Advanced Analytics

Poliwave's Methodology

Understanding our sophisticated approach to electoral projections

Core Projection Formula

Poliwave employs a multi-faceted approach to electoral projections, integrating proportional swing models, demographic adjustments, and vote transfer dynamics. Below is the core projection formula:

P = (R \cdot (\frac{P_{c}}{B_{c}} \cdot S_{1} + (P_{c} - B_{c}) \cdot S_{2})) + (D + T)

The values are adjusted to ensure consistency with the overall polling data and normalized to a total of 100%.

Variable Definitions:

$P$ : Projected vote share for a party in a riding.
$R$ : Historical riding results for the party.
$P_{c}$ : Current polling percentage for the party in the province.
$B_{c}$ : Baseline general election result for the party.
$S_{1}$ : Scaling factor for proportional swing.
$S_{2}$ : Scaling factor for uniform swing.
$D$ : Demographic adjustment factor, reflecting local socioeconomic data.
$T$ : Transfer matrix capturing inter-party vote flows.

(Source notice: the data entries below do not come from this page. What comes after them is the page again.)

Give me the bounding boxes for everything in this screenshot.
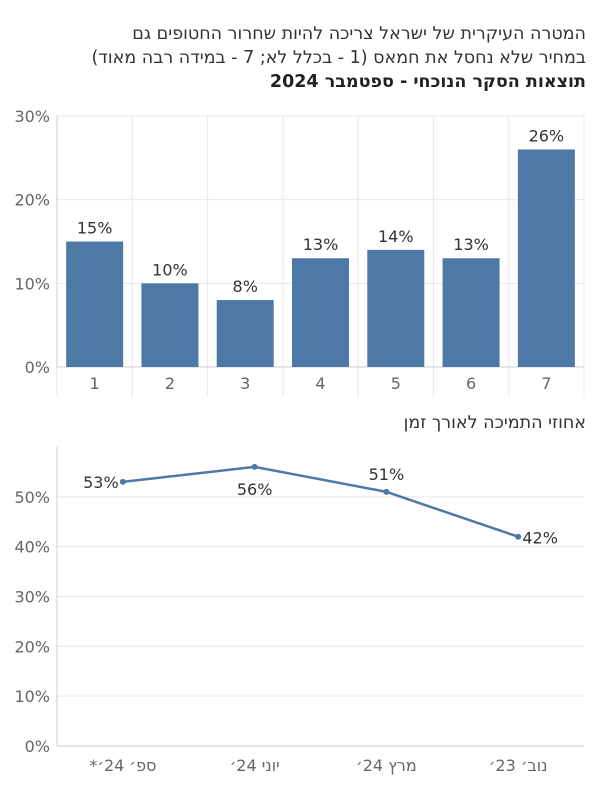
line-data-label: 56% (237, 480, 273, 499)
bar-x-tick-label: 1 (90, 374, 100, 393)
bar (517, 149, 575, 367)
line-chart-title: אחוזי התמיכה לאורך זמן (403, 413, 586, 433)
bar-y-tick-label: 0% (25, 358, 50, 377)
chart-title-block: המטרה העיקרית של ישראל צריכה להיות שחרור… (10, 22, 586, 94)
line-point (119, 478, 126, 485)
bar-data-label: 10% (152, 260, 188, 279)
line-y-tick-label: 20% (14, 637, 50, 656)
line-y-tick-label: 40% (14, 538, 50, 557)
line-x-tick-label: ספ׳ 24׳* (89, 756, 156, 775)
bar-x-tick-label: 6 (466, 374, 476, 393)
bar (141, 283, 199, 367)
bar-chart: 0% 10% 20% 30% 15% 1 10% 2 8% 3 13% 4 14% 5 13% 6 26% 7 (14, 107, 585, 397)
chart-subtitle: תוצאות הסקר הנוכחי - ספטמבר 2024 (269, 72, 586, 92)
bar (216, 300, 274, 367)
bar-data-label: 13% (453, 235, 489, 254)
line-point (383, 488, 390, 495)
bar (292, 258, 349, 367)
line-data-label: 51% (369, 465, 405, 484)
bar-x-tick-label: 5 (391, 374, 401, 393)
bar-x-tick-label: 3 (240, 374, 250, 393)
bar (367, 249, 425, 367)
bar-data-label: 8% (233, 277, 258, 296)
line-point (251, 463, 258, 470)
bar-y-tick-label: 10% (14, 274, 50, 293)
bar-x-tick-label: 7 (541, 374, 551, 393)
bar-data-label: 15% (77, 219, 113, 238)
line-y-tick-label: 30% (14, 588, 50, 607)
line-x-tick-label: נוב׳ 23׳ (489, 756, 548, 775)
bar (442, 258, 500, 367)
line-chart: 0% 10% 20% 30% 40% 50% 53% ספ׳ 24׳* 56% יוני 24׳ 5… (14, 447, 584, 775)
line-x-tick-label: יוני 24׳ (230, 756, 280, 775)
chart-title-line-1: המטרה העיקרית של ישראל צריכה להיות שחרור… (132, 24, 586, 44)
bar-data-label: 14% (378, 227, 414, 246)
bar-data-label: 26% (529, 126, 565, 145)
line-y-tick-label: 0% (25, 737, 50, 756)
line-x-tick-label: מרץ 24׳ (356, 756, 417, 775)
bar-data-label: 13% (303, 235, 339, 254)
bar-y-tick-label: 30% (14, 107, 50, 126)
line-data-label: 42% (522, 529, 558, 548)
bar-x-tick-label: 4 (315, 374, 325, 393)
chart-title-line-2: במחיר שלא נחסל את חמאס (1 - בכלל לא; 7 -… (91, 48, 586, 68)
bar-y-tick-label: 20% (14, 191, 50, 210)
line-series (122, 465, 519, 538)
line-point (515, 533, 522, 540)
bar-x-tick-label: 2 (165, 374, 175, 393)
line-data-label: 53% (83, 473, 119, 492)
line-y-tick-label: 50% (14, 488, 50, 507)
line-y-tick-label: 10% (14, 687, 50, 706)
bar (66, 241, 124, 367)
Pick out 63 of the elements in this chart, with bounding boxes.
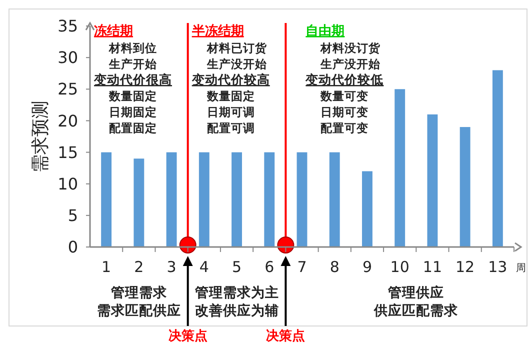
annotation: 半冻结期 bbox=[190, 23, 244, 39]
bar bbox=[394, 89, 406, 247]
text: 管理需求 bbox=[110, 285, 168, 301]
bar bbox=[362, 171, 372, 247]
y-tick-label: 35 bbox=[58, 16, 78, 36]
x-tick-label: 5 bbox=[232, 258, 242, 276]
bar bbox=[296, 152, 308, 247]
text: 供应匹配需求 bbox=[372, 302, 459, 319]
x-tick-label: 8 bbox=[330, 258, 340, 276]
x-tick-label: 2 bbox=[134, 258, 144, 276]
annotation: 冻结期 bbox=[94, 23, 133, 39]
annotation: 配置可调 bbox=[206, 121, 255, 135]
annotation: 变动代价较低 bbox=[304, 72, 384, 87]
bar bbox=[134, 158, 144, 247]
annotation: 配置可变 bbox=[320, 121, 369, 135]
bar bbox=[460, 127, 470, 247]
bar bbox=[198, 152, 210, 247]
x-tick-label: 13 bbox=[488, 258, 508, 276]
annotation: 材料已订货 bbox=[206, 41, 268, 55]
text: 管理需求为主 bbox=[194, 284, 279, 301]
annotation: 材料没订货 bbox=[320, 41, 382, 55]
x-tick-label: 3 bbox=[166, 258, 176, 276]
x-tick-label: 9 bbox=[362, 258, 372, 276]
annotation: 生产开始 bbox=[108, 57, 158, 71]
bar bbox=[492, 70, 503, 247]
annotation: 日期可调 bbox=[206, 105, 255, 119]
y-tick-label: 25 bbox=[58, 80, 78, 99]
annotation: 生产没开始 bbox=[320, 57, 382, 71]
annotation: 材料到位 bbox=[108, 41, 157, 55]
text: 管理供应 bbox=[386, 284, 444, 301]
bar bbox=[166, 152, 177, 247]
x-tick-label: 10 bbox=[390, 258, 410, 276]
bar bbox=[101, 152, 112, 247]
annotation: 自由期 bbox=[306, 24, 345, 39]
x-tick-label: 12 bbox=[456, 258, 475, 276]
bar bbox=[329, 152, 340, 247]
y-tick-label: 0 bbox=[68, 238, 78, 257]
bar bbox=[232, 152, 242, 247]
text: 改善供应为辅 bbox=[194, 302, 279, 319]
bar bbox=[264, 152, 275, 247]
annotation: 数量固定 bbox=[108, 89, 157, 103]
annotation: 生产没开始 bbox=[206, 57, 268, 71]
y-tick-label: 30 bbox=[58, 48, 78, 68]
y-axis-title: 需求预测 bbox=[30, 100, 51, 172]
y-tick-label: 10 bbox=[58, 174, 78, 194]
y-tick-label: 5 bbox=[68, 206, 78, 226]
annotation: 日期固定 bbox=[109, 105, 157, 119]
bar bbox=[427, 114, 438, 247]
x-axis-title: 周 bbox=[516, 263, 526, 274]
x-tick-label: 7 bbox=[297, 258, 307, 276]
x-tick-label: 4 bbox=[199, 258, 209, 276]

Proportional Swing Modeling

Our model accounts for both proportional and uniform swing effects, allowing for more nuanced predictions that reflect regional voting patterns and party-specific dynamics.

Demographic Integration

Local demographic factors are incorporated through the D variable, ensuring projections reflect the unique socioeconomic characteristics of each riding.